小野氏は「夢と希望を感じますね。もっとみんなで活用していきたい」と語っており、こうした声こそが、同社のDXが確かな手応えを持って進んでいることの証だといえます。

小野氏

展望:散らばる情報をつなぐ。さらなる業務変革へ

現在、同社では「管理ビル情報アプリ」の開発が進められています。
稟議や日報・契約情報など、建物に関するあらゆる情報をひとつにまとめて確認できる仕組みです。
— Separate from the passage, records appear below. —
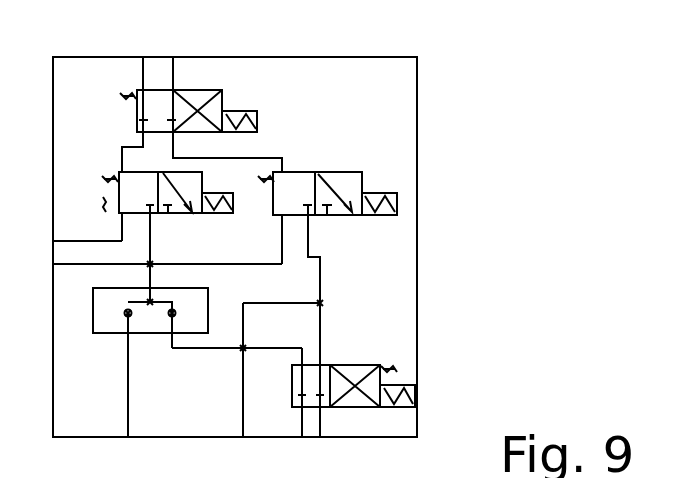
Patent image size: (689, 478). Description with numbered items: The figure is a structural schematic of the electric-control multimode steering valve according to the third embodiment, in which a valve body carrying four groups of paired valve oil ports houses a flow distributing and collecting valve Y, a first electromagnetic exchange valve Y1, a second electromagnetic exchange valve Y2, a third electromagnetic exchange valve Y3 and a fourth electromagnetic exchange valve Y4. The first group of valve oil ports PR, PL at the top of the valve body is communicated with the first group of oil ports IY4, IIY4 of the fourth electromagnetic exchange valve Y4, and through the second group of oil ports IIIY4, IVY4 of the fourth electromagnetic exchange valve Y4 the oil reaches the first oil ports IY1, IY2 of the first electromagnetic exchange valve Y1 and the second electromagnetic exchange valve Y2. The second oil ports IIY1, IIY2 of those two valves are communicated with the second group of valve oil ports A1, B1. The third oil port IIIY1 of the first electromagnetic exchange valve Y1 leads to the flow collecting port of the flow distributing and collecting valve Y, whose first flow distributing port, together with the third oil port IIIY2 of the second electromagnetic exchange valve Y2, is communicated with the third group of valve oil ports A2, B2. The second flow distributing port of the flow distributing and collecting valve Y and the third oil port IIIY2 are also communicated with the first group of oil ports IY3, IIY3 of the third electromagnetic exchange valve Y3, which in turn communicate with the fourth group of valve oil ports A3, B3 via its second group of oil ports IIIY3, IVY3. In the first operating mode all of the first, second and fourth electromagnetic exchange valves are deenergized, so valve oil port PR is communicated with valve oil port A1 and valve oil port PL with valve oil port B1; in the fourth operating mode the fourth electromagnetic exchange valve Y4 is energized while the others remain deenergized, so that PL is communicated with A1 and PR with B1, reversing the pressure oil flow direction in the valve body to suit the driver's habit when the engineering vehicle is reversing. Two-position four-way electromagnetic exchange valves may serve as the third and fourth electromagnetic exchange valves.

The valve oil port PR is at (128, 98).
The valve oil port PL is at (219, 98).
The first electromagnetic exchange valve Y1 is at (154, 194).
The second electromagnetic exchange valve Y2 is at (327, 193).
The third electromagnetic exchange valve Y3 is at (353, 371).
The fourth electromagnetic exchange valve Y4 is at (195, 105).
The flow distributing and collecting valve Y is at (138, 317).
The valve oil port A1 is at (66, 234).
The valve oil port B1 is at (146, 269).
The valve oil port A2 is at (130, 392).
The valve oil port B2 is at (246, 387).
The valve oil port A3 is at (290, 439).
The valve oil port B3 is at (335, 439).
The first oil port of the first electromagnetic exchange valve IY1 is at (106, 158).
The second oil port of the first electromagnetic exchange valve IIY1 is at (105, 228).
The third oil port of the first electromagnetic exchange valve IIIY1 is at (171, 253).
The first oil port of the second electromagnetic exchange valve IY2 is at (294, 164).
The second oil port of the second electromagnetic exchange valve IIY2 is at (263, 239).
The third oil port of the second electromagnetic exchange valve IIIY2 is at (329, 285).
The first oil port of the third electromagnetic exchange valve IY3 is at (281, 363).
The second oil port of the third electromagnetic exchange valve IIY3 is at (338, 343).
The third oil port of the third electromagnetic exchange valve IIIY3 is at (280, 401).
The fourth oil port of the third electromagnetic exchange valve IVY3 is at (340, 401).
The first oil port of the fourth electromagnetic exchange valve IY4 is at (128, 76).
The second oil port of the fourth electromagnetic exchange valve IIY4 is at (190, 76).
The third oil port of the fourth electromagnetic exchange valve IIIY4 is at (117, 131).
The fourth oil port of the fourth electromagnetic exchange valve IVY4 is at (192, 146).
たとえば「このビルに関する過去のやりとりをすべて把握したい」と思ったときに、すべての情報に迷わずたどり着けることを目指しています。

Excelで管理していた時代には、ファイル名の表記ゆれ、保存場所の違いなどから、目的の情報を探し出すのに1~2時間かかることも少なくありませんでした。
kintoneでは、ビルコードに紐づく稟議や日報・契約情報などをすぐに確認できるよう、関連するアプリへの遷移ボタンが画面上に並んでいます。たとえば、過去の契約情報や点検記録を確認したいときには、該当ビルコードを起点に、ボタンを押すだけで必要な情報を一覧で表示できます。日常的に確認する情報は関連レコードで常時表示し、詳細を確認したい場合はスムーズに該当アプリに遷移できるなど、目的や頻度に応じた導線設計が意識されています。

もちろん、「情報が揃う」だけでは仕組みは完成しません。今後は、入力そのものを各担当が自然に行えるよう、業務フローに溶け込んだ形で情報を集めていく必要があります。「契約が発生したときに情報を登録しておけば、あとから全部使えるようになる」といった運用の文化づくりが求められています。

さらに、現在はメールや紙で行われている協力会社・テナントとのやりとりも、将来的にはWeb上で完結させたいという構想もあります。請求書など会計関連の業務も、紙と電子が混在している現状を見直し、kintoneを使って一元化できないかと検討中です。

こうした今後の構想を支えるのが、kintoneとカスタマインの存在です。必須チェックや入力の制御など、「ユーザーのITリテラシーに依存せずに、誰もが使える仕組み」を支えるには、カスタマインの柔軟性が欠かせません。

小さな工夫や改善の積み重ねが、大きな業務基盤へと育ってきた同社。
山内氏は、「今後はkintoneを基盤に、より戦略的なデータ活用を進めていきたいですね。現場の声を吸い上げながら、業務の質をさらに高めることが我々の目指す姿です」と語ります。

山内氏

今後は4〜5年というスパンで、データの「共有」から「活用」へと軸足を移し、さらなる業務変革を進めていく計画です。大室氏を中心に、「落ちこぼれを作らない」DXの文化がこれからも着実に広がっていきます。